The financial system has “failed the test of the marketplace,” Volcker said in January. He added that “it’s been proven that they’re unmanageable, the existing conglomerates.”


Others are guided by the principle that smaller is better. Christopher Whalen, managing director of Institutional Risk Analytics, a Torrance, California, firm that evaluates banks for investors, said the repeal of Glass-Steagall in 1999 was based on the false premise that bigger banks would be more competitive and efficient.

“I don’t think there are any efficiencies of scale in banking,” Whalen said. “Making them smaller would be far more efficient and also improve competition. If we had broken up Citi last year, we would have seen a couple of new market entrants buying operations. That is what creative destruction is all about.”


  1. In your latest podcast, you said that household debt is nearly equal to the GDP. It's been reported that the US debt is about $183,000 per capita.

    Given these two "facts", is there anything other than default in our future?

  2. Government does not have to default, but I do see some sort of writedown on debt if we cannot get our act together to begin producing public goods at scale and give the capitalists a place to invest. Failure to generate forward momentum will lead to ever wider deficits.

    The household debt is much more problematic to me. There is no printing press for households. Default is a matter of incomes and contracts. That crunch to demand could very well send us even lower.

    The business debt as a matter of practicality will be written down much more quickly than the household debt.

    The $183,000 number may be total debt, government, business and household.

  3. Yes, the $183K per capita is total debt for household, business, financial and government sectors.

    I hate to be pessimistic but given that we're in such a hole with a dismal outlook for recovery, I find it hard to be optimistic about the US economy. (Twenty years or more for the real estate sector, long term high unemployment numbers, high levels of household debt.)

    Although they will try, the Federal Government cannot tax it's way of the predicament.

    As a Congressman once told me, the Feds have assets which can be "sold off" to raise capital.

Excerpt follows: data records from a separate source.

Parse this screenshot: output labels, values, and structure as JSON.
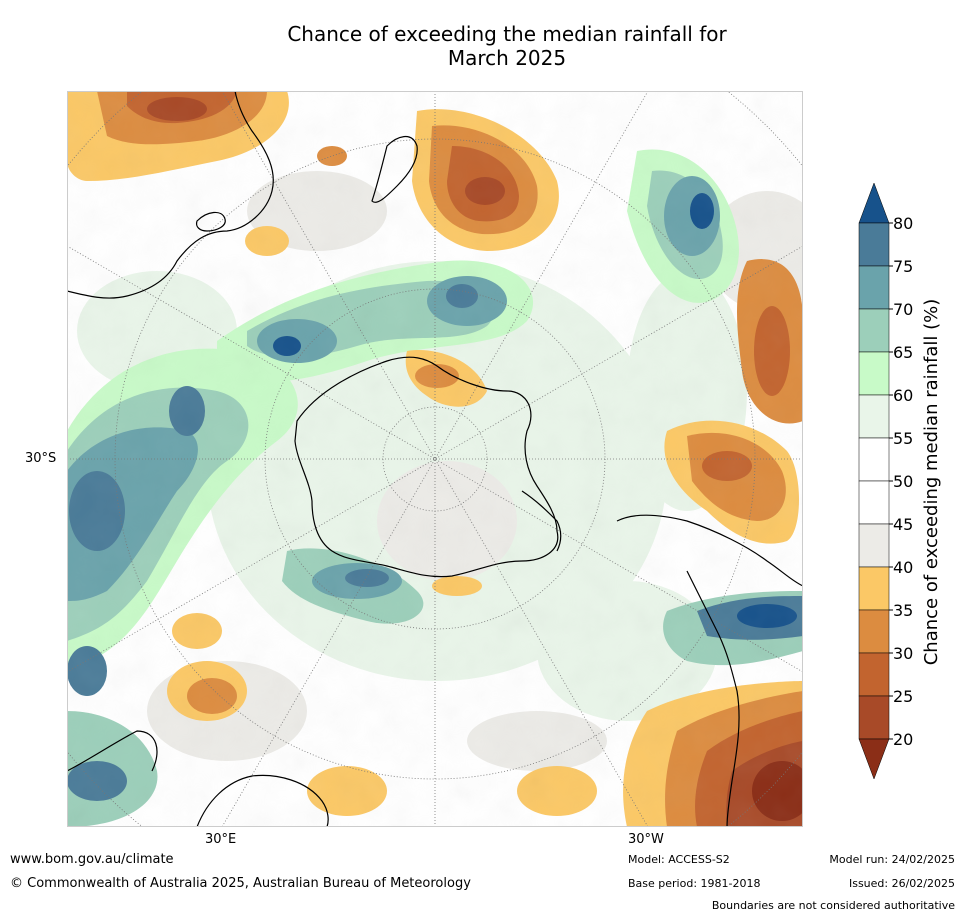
{
  "title": {
    "line1": "Chance of exceeding the median rainfall for",
    "line2": "March 2025"
  },
  "map": {
    "projection": "south-polar-stereographic",
    "labels": {
      "lat_left": "30°S",
      "lon_left": "30°E",
      "lon_right": "30°W"
    }
  },
  "colorbar": {
    "label": "Chance of exceeding median rainfall (%)",
    "ticks": [
      "20",
      "25",
      "30",
      "35",
      "40",
      "45",
      "50",
      "55",
      "60",
      "65",
      "70",
      "75",
      "80"
    ],
    "colors": [
      "#8b2e17",
      "#a84a28",
      "#c2642f",
      "#dc8c40",
      "#fbc866",
      "#ecebe7",
      "#ffffff",
      "#ffffff",
      "#e9f5e9",
      "#c8fac8",
      "#9ccfba",
      "#6aa3ab",
      "#4a7b98",
      "#17528b"
    ],
    "lower_extend_color": "#8b2e17",
    "upper_extend_color": "#17528b"
  },
  "footer": {
    "url": "www.bom.gov.au/climate",
    "copyright": "© Commonwealth of Australia 2025, Australian Bureau of Meteorology",
    "model": "Model: ACCESS-S2",
    "base_period": "Base period: 1981-2018",
    "model_run": "Model run: 24/02/2025",
    "issued": "Issued: 26/02/2025",
    "disclaimer": "Boundaries are not considered authoritative"
  }
}
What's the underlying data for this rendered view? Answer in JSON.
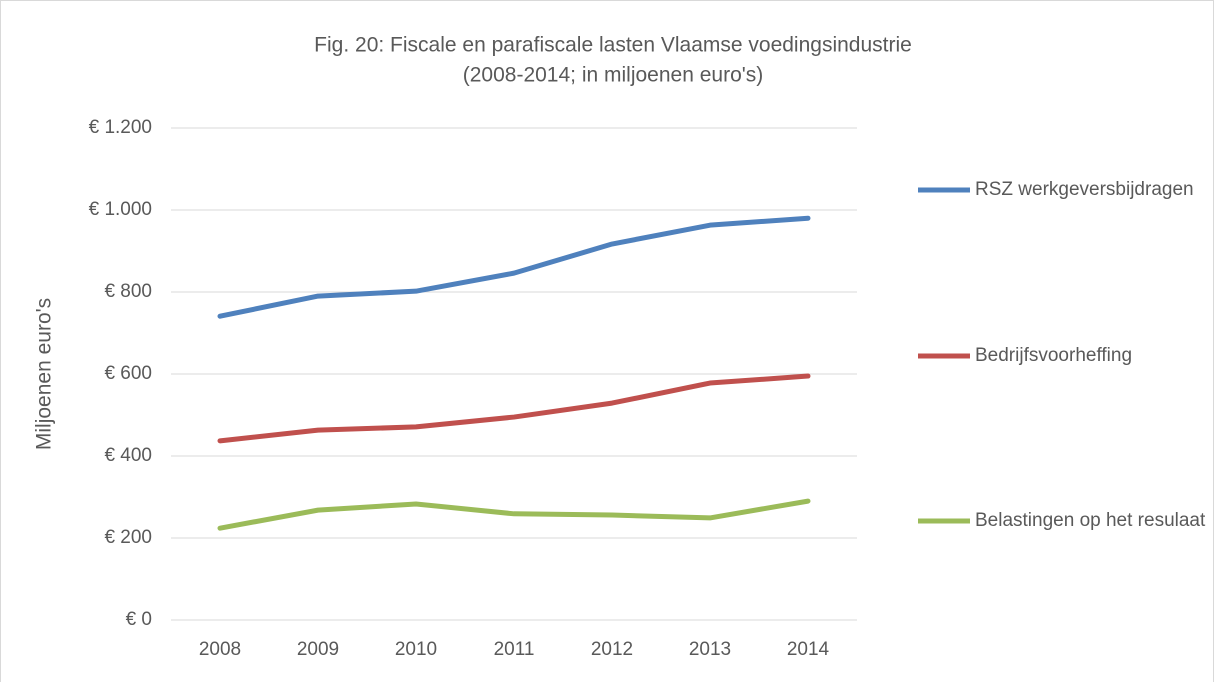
{
  "chart_data": {
    "type": "line",
    "title": "Fig. 20: Fiscale en parafiscale lasten Vlaamse voedingsindustrie",
    "subtitle": "(2008-2014; in miljoenen euro's)",
    "y_label": "Miljoenen euro's",
    "categories": [
      "2008",
      "2009",
      "2010",
      "2011",
      "2012",
      "2013",
      "2014"
    ],
    "series": [
      {
        "name": "RSZ werkgeversbijdragen",
        "color": "#4f81bd",
        "values": [
          741,
          790,
          802,
          846,
          917,
          963,
          980
        ]
      },
      {
        "name": "Bedrijfsvoorheffing",
        "color": "#c0504d",
        "values": [
          437,
          463,
          471,
          495,
          529,
          578,
          595
        ]
      },
      {
        "name": "Belastingen op het resulaat",
        "color": "#9bbb59",
        "values": [
          224,
          268,
          283,
          259,
          256,
          249,
          290
        ]
      }
    ],
    "ylim": [
      0,
      1200
    ],
    "yticks": [
      {
        "value": 0,
        "label": "€ 0"
      },
      {
        "value": 200,
        "label": "€ 200"
      },
      {
        "value": 400,
        "label": "€ 400"
      },
      {
        "value": 600,
        "label": "€ 600"
      },
      {
        "value": 800,
        "label": "€ 800"
      },
      {
        "value": 1000,
        "label": "€ 1.000"
      },
      {
        "value": 1200,
        "label": "€ 1.200"
      }
    ],
    "grid": true,
    "legend": "right"
  }
}
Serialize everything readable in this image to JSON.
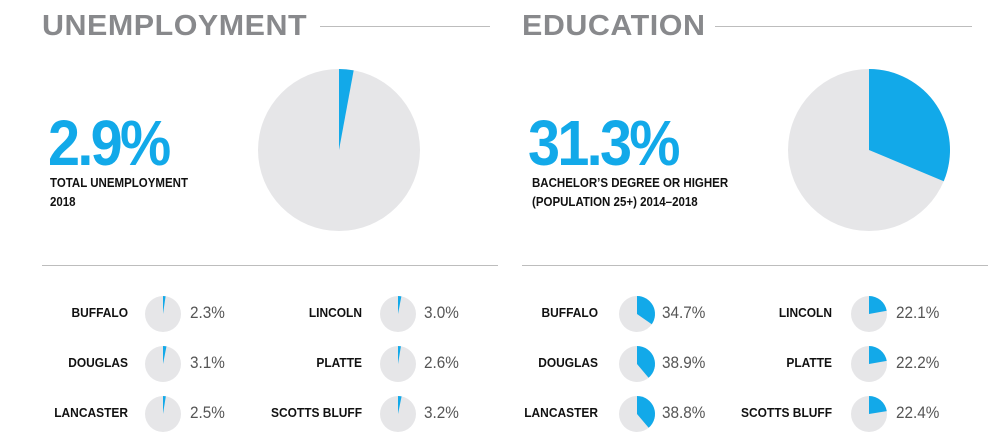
{
  "colors": {
    "accent": "#12a9e9",
    "pie_bg": "#e6e6e8",
    "title": "#88898c"
  },
  "chart_data": [
    {
      "type": "pie",
      "title": "UNEMPLOYMENT",
      "headline": {
        "value": "2.9%",
        "label_line1": "TOTAL UNEMPLOYMENT",
        "label_line2": "2018",
        "percent": 2.9
      },
      "items": [
        {
          "name": "BUFFALO",
          "label": "2.3%",
          "percent": 2.3
        },
        {
          "name": "DOUGLAS",
          "label": "3.1%",
          "percent": 3.1
        },
        {
          "name": "LANCASTER",
          "label": "2.5%",
          "percent": 2.5
        },
        {
          "name": "LINCOLN",
          "label": "3.0%",
          "percent": 3.0
        },
        {
          "name": "PLATTE",
          "label": "2.6%",
          "percent": 2.6
        },
        {
          "name": "SCOTTS BLUFF",
          "label": "3.2%",
          "percent": 3.2
        }
      ]
    },
    {
      "type": "pie",
      "title": "EDUCATION",
      "headline": {
        "value": "31.3%",
        "label_line1": "BACHELOR’S DEGREE OR HIGHER",
        "label_line2": "(POPULATION 25+) 2014–2018",
        "percent": 31.3
      },
      "items": [
        {
          "name": "BUFFALO",
          "label": "34.7%",
          "percent": 34.7
        },
        {
          "name": "DOUGLAS",
          "label": "38.9%",
          "percent": 38.9
        },
        {
          "name": "LANCASTER",
          "label": "38.8%",
          "percent": 38.8
        },
        {
          "name": "LINCOLN",
          "label": "22.1%",
          "percent": 22.1
        },
        {
          "name": "PLATTE",
          "label": "22.2%",
          "percent": 22.2
        },
        {
          "name": "SCOTTS BLUFF",
          "label": "22.4%",
          "percent": 22.4
        }
      ]
    }
  ]
}
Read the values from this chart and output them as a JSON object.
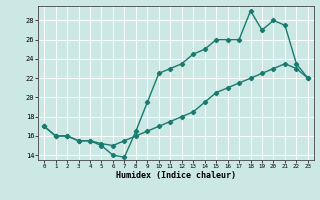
{
  "title": "",
  "xlabel": "Humidex (Indice chaleur)",
  "bg_color": "#cce8e4",
  "grid_color": "#ffffff",
  "line_color": "#1a7a6e",
  "xlim": [
    -0.5,
    23.5
  ],
  "ylim": [
    13.5,
    29.5
  ],
  "xticks": [
    0,
    1,
    2,
    3,
    4,
    5,
    6,
    7,
    8,
    9,
    10,
    11,
    12,
    13,
    14,
    15,
    16,
    17,
    18,
    19,
    20,
    21,
    22,
    23
  ],
  "yticks": [
    14,
    16,
    18,
    20,
    22,
    24,
    26,
    28
  ],
  "series1_x": [
    0,
    1,
    2,
    3,
    4,
    5,
    6,
    7,
    8,
    9,
    10,
    11,
    12,
    13,
    14,
    15,
    16,
    17,
    18,
    19,
    20,
    21,
    22,
    23
  ],
  "series1_y": [
    17.0,
    16.0,
    16.0,
    15.5,
    15.5,
    15.2,
    15.0,
    15.5,
    16.0,
    16.5,
    17.0,
    17.5,
    18.0,
    18.5,
    19.5,
    20.5,
    21.0,
    21.5,
    22.0,
    22.5,
    23.0,
    23.5,
    23.0,
    22.0
  ],
  "series2_x": [
    0,
    1,
    2,
    3,
    4,
    5,
    6,
    7,
    8,
    9,
    10,
    11,
    12,
    13,
    14,
    15,
    16,
    17,
    18,
    19,
    20,
    21,
    22,
    23
  ],
  "series2_y": [
    17.0,
    16.0,
    16.0,
    15.5,
    15.5,
    15.0,
    14.0,
    13.8,
    16.5,
    19.5,
    22.5,
    23.0,
    23.5,
    24.5,
    25.0,
    26.0,
    26.0,
    26.0,
    29.0,
    27.0,
    28.0,
    27.5,
    23.5,
    22.0
  ],
  "marker": "D",
  "markersize": 2.2,
  "linewidth": 1.0
}
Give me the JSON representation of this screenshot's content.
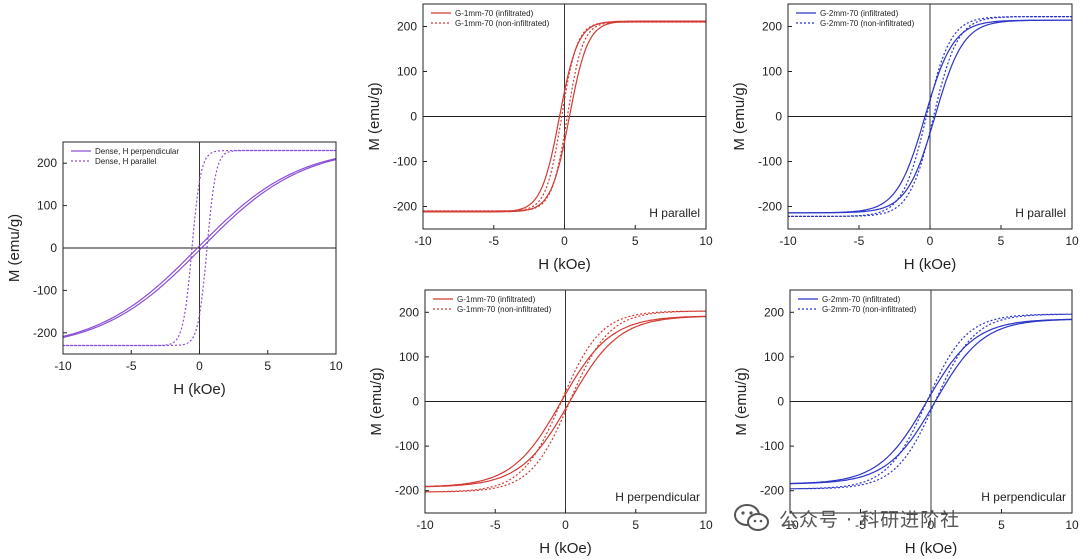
{
  "figure_title": "",
  "watermark": {
    "text": "公众号 · 科研进阶社",
    "icon": "wechat-icon"
  },
  "chart_data": [
    {
      "id": "dense",
      "type": "line",
      "xlabel": "H (kOe)",
      "ylabel": "M (emu/g)",
      "xlim": [
        -10,
        10
      ],
      "ylim": [
        -250,
        250
      ],
      "xticks": [
        -10,
        -5,
        0,
        5,
        10
      ],
      "yticks": [
        -200,
        -100,
        0,
        100,
        200
      ],
      "annotation": "",
      "legend_position": "top-left",
      "series": [
        {
          "name": "Dense, H perpendicular",
          "color": "#8a4fd6",
          "style": "solid",
          "ms": 240,
          "hk": 14.8,
          "hc": 0.15
        },
        {
          "name": "Dense, H parallel",
          "color": "#8a4fd6",
          "style": "dotted",
          "ms": 230,
          "hk": 1.3,
          "hc": 0.55
        }
      ]
    },
    {
      "id": "g1-parallel",
      "type": "line",
      "xlabel": "H (kOe)",
      "ylabel": "M (emu/g)",
      "xlim": [
        -10,
        10
      ],
      "ylim": [
        -250,
        250
      ],
      "xticks": [
        -10,
        -5,
        0,
        5,
        10
      ],
      "yticks": [
        -200,
        -100,
        0,
        100,
        200
      ],
      "annotation": "H parallel",
      "legend_position": "top-left",
      "series": [
        {
          "name": "G-1mm-70 (infiltrated)",
          "color": "#d23a32",
          "style": "solid",
          "ms": 212,
          "hk": 2.6,
          "hc": 0.35
        },
        {
          "name": "G-1mm-70 (non-infiltrated)",
          "color": "#d23a32",
          "style": "dotted",
          "ms": 210,
          "hk": 2.2,
          "hc": 0.2
        }
      ]
    },
    {
      "id": "g2-parallel",
      "type": "line",
      "xlabel": "H (kOe)",
      "ylabel": "M (emu/g)",
      "xlim": [
        -10,
        10
      ],
      "ylim": [
        -250,
        250
      ],
      "xticks": [
        -10,
        -5,
        0,
        5,
        10
      ],
      "yticks": [
        -200,
        -100,
        0,
        100,
        200
      ],
      "annotation": "H parallel",
      "legend_position": "top-left",
      "series": [
        {
          "name": "G-2mm-70 (infiltrated)",
          "color": "#2b35c9",
          "style": "solid",
          "ms": 214,
          "hk": 4.0,
          "hc": 0.35
        },
        {
          "name": "G-2mm-70 (non-infiltrated)",
          "color": "#2b35c9",
          "style": "dotted",
          "ms": 222,
          "hk": 3.4,
          "hc": 0.25
        }
      ]
    },
    {
      "id": "g1-perpendicular",
      "type": "line",
      "xlabel": "H (kOe)",
      "ylabel": "M (emu/g)",
      "xlim": [
        -10,
        10
      ],
      "ylim": [
        -250,
        250
      ],
      "xticks": [
        -10,
        -5,
        0,
        5,
        10
      ],
      "yticks": [
        -200,
        -100,
        0,
        100,
        200
      ],
      "annotation": "H perpendicular",
      "legend_position": "top-left",
      "series": [
        {
          "name": "G-1mm-70 (infiltrated)",
          "color": "#d23a32",
          "style": "solid",
          "ms": 192,
          "hk": 7.0,
          "hc": 0.3
        },
        {
          "name": "G-1mm-70 (non-infiltrated)",
          "color": "#d23a32",
          "style": "dotted",
          "ms": 203,
          "hk": 5.6,
          "hc": 0.3
        }
      ]
    },
    {
      "id": "g2-perpendicular",
      "type": "line",
      "xlabel": "H (kOe)",
      "ylabel": "M (emu/g)",
      "xlim": [
        -10,
        10
      ],
      "ylim": [
        -250,
        250
      ],
      "xticks": [
        -10,
        -5,
        0,
        5,
        10
      ],
      "yticks": [
        -200,
        -100,
        0,
        100,
        200
      ],
      "annotation": "H perpendicular",
      "legend_position": "top-left",
      "series": [
        {
          "name": "G-2mm-70 (infiltrated)",
          "color": "#2b35c9",
          "style": "solid",
          "ms": 185,
          "hk": 6.8,
          "hc": 0.3
        },
        {
          "name": "G-2mm-70 (non-infiltrated)",
          "color": "#2b35c9",
          "style": "dotted",
          "ms": 196,
          "hk": 5.6,
          "hc": 0.3
        }
      ]
    }
  ]
}
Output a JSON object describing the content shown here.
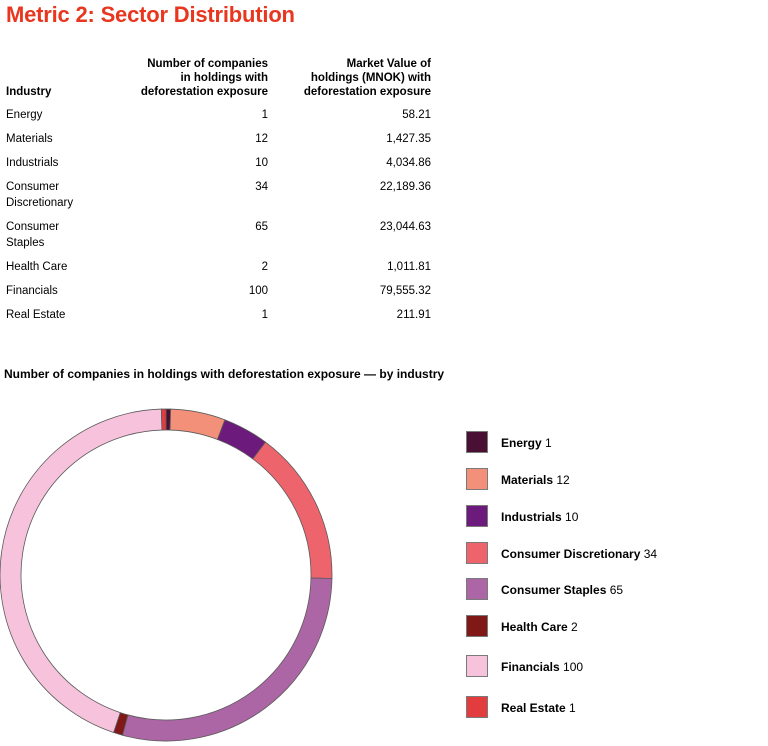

But why bother when you can simply print it. Pay off your debt with inflated dollars and let someone else live with the consequences.

  4. Speaking of "writedowns" on debt:

    I think you have mentioned previously that nothing has been done about the underlying problem of underwater mortgages.

    Since the Mortgage Refi program seems to be a dud, perhaps what is needed, is a writedown on these bloated notes. Hit the reset button, so to speak.

  5. Tax cuts got the federal government into its predicament.

    Once again, I have to suggest that the Feds are not the ones who are income constrained. That is, they have an out and a good one in a deflationary situation.

    It is households who are losing jobs, losing wealth and facing big debt payments from mortgages and credit cards that are the root of the economic collapse. Followed closely by businesses who have bet on a consumer whose increases in spending were financed by debt and who now is in no position to spend. Consumer demand is finally broken.

    These two sectors, the private economy, are collapsing and taking down the government sector with it. States and localities are forced to cut back for lack of revenues reinforcing the downturn.

    Was any of this due to high taxes?

    Was any of it due to overconfidence in market forces?

    Do untaxed bonuses to Wall Street millionaires make things better? Can we tax financial transactions and slow down the casino without hurting the real economy?

    I have a hard time being optimistic about the U.S. economy, too. But I think there is a way out if we will take it. It involves destroying debt by writing it down and making creditors take a hit. It involves big new development of public goods, which will spur investment in productive, not speculative enterprises.

    Unfortunately it is achieved only by reversing the illusion that government is the problem. The kings of capitalism are the slaves of greed and they've taken the economy down with them.